Use AWS NACLs to Secure an Old AWS Network Load Balancer
Today, I received a call from a customer. They wanted to restrict access to their public Network Load Balancer (AWS NLB), ensuring that only specific IPs could reach certain ports. As straightforward as this may sound, the situation quickly became more complex.
Upon examining the NLB settings, I discovered that the NLB was an older version. AWS presented a message that read: "No security group associated. Because this load balancer was created without a security group, these settings can't be changed. To utilize security groups, ensure that one is specified during the creation of the load balancer." This meant that I couldn't simply attach a security group to the NLB to control access.
Initially, I attempted to restrict the IPs using the security groups associated with the EC2 instances in the private subnet. Despite my efforts, the NLB endpoint remained accessible from the outside world. It became clear that the usual method of securing the load balancer via EC2 security groups wasn't an option here.

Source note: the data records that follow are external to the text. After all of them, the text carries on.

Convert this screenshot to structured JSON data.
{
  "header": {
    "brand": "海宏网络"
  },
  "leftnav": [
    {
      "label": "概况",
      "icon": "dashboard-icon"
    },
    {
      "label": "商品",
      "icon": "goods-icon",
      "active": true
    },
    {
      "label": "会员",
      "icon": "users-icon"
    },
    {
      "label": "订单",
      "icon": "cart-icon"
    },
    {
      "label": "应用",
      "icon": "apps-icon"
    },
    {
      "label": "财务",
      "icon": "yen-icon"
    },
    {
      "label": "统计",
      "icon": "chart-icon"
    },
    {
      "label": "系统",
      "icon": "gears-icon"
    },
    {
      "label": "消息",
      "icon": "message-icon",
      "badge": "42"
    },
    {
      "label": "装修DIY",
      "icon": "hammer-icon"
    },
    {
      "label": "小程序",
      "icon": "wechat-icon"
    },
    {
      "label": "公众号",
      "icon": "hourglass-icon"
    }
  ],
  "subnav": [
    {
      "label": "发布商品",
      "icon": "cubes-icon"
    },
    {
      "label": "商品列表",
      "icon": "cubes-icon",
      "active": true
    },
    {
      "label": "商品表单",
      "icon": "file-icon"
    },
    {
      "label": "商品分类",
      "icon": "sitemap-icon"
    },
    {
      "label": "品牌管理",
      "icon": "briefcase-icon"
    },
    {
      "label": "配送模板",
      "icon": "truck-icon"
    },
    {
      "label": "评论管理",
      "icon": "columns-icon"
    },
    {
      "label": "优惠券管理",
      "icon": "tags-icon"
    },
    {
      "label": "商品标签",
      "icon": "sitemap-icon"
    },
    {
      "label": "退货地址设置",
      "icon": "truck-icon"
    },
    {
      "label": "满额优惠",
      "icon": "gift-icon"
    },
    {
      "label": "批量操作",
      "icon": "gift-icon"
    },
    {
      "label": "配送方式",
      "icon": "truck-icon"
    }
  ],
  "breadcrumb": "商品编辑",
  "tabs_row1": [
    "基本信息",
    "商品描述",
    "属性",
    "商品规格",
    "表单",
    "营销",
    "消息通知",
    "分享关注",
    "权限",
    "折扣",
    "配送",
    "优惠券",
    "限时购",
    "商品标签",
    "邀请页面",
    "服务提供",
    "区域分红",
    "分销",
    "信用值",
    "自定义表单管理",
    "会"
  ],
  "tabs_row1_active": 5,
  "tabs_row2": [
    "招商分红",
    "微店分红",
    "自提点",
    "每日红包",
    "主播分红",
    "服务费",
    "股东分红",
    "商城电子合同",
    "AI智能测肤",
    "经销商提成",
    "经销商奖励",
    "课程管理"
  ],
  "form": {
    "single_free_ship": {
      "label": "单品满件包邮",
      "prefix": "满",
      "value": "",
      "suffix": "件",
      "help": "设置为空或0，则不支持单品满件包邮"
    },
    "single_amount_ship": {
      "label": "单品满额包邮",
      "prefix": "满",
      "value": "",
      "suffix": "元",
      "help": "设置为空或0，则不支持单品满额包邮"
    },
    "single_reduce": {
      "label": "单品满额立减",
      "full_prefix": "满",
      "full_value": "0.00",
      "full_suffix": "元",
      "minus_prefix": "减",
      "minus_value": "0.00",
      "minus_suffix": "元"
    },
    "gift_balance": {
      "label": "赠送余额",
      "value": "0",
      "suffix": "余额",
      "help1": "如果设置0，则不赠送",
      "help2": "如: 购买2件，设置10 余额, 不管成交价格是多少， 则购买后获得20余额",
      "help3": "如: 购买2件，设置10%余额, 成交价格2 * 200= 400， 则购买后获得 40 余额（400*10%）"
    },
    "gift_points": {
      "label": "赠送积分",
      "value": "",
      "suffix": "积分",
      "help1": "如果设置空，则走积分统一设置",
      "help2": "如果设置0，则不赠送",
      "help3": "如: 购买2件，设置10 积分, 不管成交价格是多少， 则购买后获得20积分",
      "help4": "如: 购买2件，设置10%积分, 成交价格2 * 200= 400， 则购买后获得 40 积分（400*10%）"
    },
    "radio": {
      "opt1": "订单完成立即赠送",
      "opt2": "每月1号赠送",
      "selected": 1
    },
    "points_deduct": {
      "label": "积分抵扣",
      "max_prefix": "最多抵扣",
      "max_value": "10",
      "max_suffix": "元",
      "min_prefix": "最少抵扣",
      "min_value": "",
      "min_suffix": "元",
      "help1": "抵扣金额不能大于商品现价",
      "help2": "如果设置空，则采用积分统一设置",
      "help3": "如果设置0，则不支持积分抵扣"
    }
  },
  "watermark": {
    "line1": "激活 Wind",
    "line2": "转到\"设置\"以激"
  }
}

The Solution: Using AWS NACLs
Given the constraints, I turned to Network ACLs (NACLs) as the solution. NACLs operate at the subnet level, providing a way to control inbound and outbound traffic to and from the subnet. Here’s how I implemented the solution:
-
Identify Specific User IPs: First, I gathered the IP addresses of the users who needed access to ports 5000 and 5001.
-
Configure Inbound NACL Rules: I set up NACL rules to allow access from the specific user IPs to ports 5000 and 5001, while permitting all other traffic on different ports.
Inbound Rules:
-
Allow Specific User IPs (Ports 5000 and 5001):
1Rule #: 100 2Type: Custom TCP Rule 3Protocol: TCP (6) 4Port Range: 5000-5001 5Source: 192.168.1.100/32 (Replace with the actual user IP) 6Allow/Deny: Allow
-
Allow All Other Traffic:
1Rule #: 200 2Type: Custom TCP Rule 3Protocol: TCP (6) 4Port Range: 0-65535 5Source: 0.0.0.0/0 6Allow/Deny: Allow
- Configure Outbound NACL Rules:
To ensure responses could return to the clients, I configured the outbound rules to allow all traffic.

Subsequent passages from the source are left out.